People have five basic types of antibodies, the researchers explain, and their blood levels vary greatly from person to person.

Therefore, now they are looking for people who have had COVID-19 who are ready to donate their blood for research. This will allow you to find antibodies that will best detect and destroy the virus in the body.

Of greatest interest are people whose last symptoms have passed 2-3 weeks ago – antibodies that fight the virus become stronger over time, the authors of the work say.

Earlier, a team of researchers from the University of Minnesota found another weak spot of the coronavirus – its protein spikes.

They hope this helps create effective medicines for those infected.

Studying the features of SARS-CoV-2 spikes and human cell receptors using x-rays, scientists found that just a few mutations made the molecular “crest” of the spike more compact than the similar structure in the atypical pneumonia pathogen. These and other changes have helped SARS-CoV-2 to attach to receptors more reliably, to infect human cells more efficiently and to spread faster.

Researchers hope that their work can be used to create monoclonal antibodies that will recognize and neutralize parts of protein spikes that bind to receptors. Also part of the spike can be used to create a vaccine. In general, they note, this study may be useful in developing strategies to combat the virus based on how it binds to receptors.

And specialists from the University of Pittsburgh in the United States developed a vaccine for SARS-CoV-2 and successfully tested it in mice.

They hope to begin testing in humans in the coming months.

The data on the protein that forms the spines of virions formed the basis.

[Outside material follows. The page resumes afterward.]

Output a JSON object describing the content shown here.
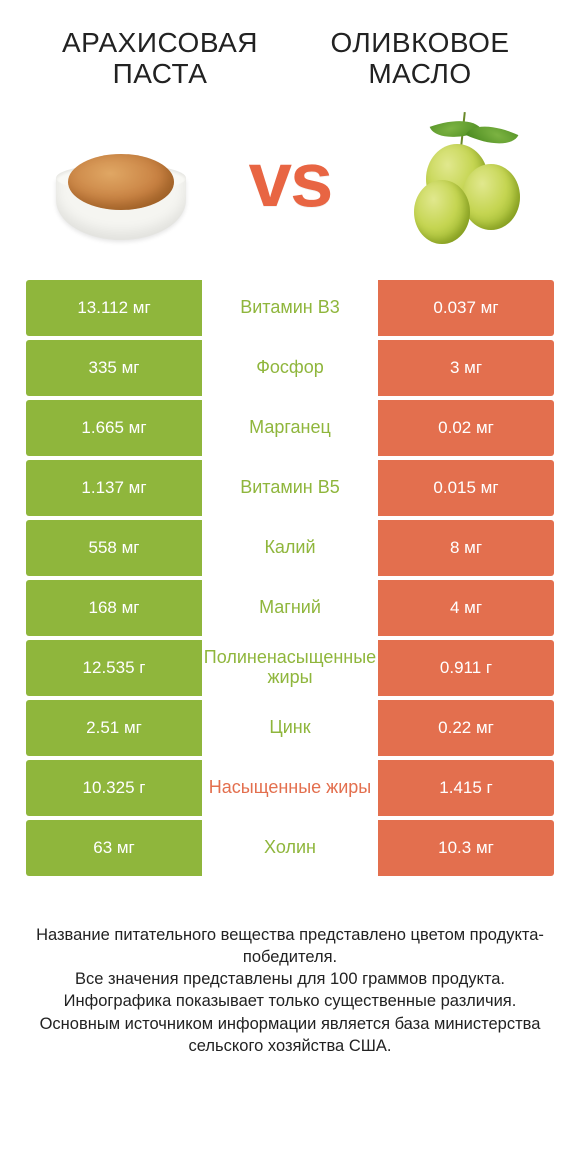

The vaccine is called PittCoVacc (short for Pittsburgh Coronavirus Vaccine). Unlike another experimental vaccine based on the mitochondrial DNA of the virus, the clinical trials of which have recently begun, a more traditional approach is used here and fragments of viral proteins are taken as the basis. Similarly, for example, flu vaccines are being developed.

So far, the vaccine has been tested only on mice. According to scientists, in them it led to increased production of antibodies to SARS-CoV-2 within two weeks after administration.

What will happen in the long run is not yet clear. But earlier studies of the MERS-CoV vaccine showed that the level of antibodies sufficient to protect is maintained for at least a year, and so far, changes in the concentration levels of antibodies to SARS-CoV-2 follow the same scenario.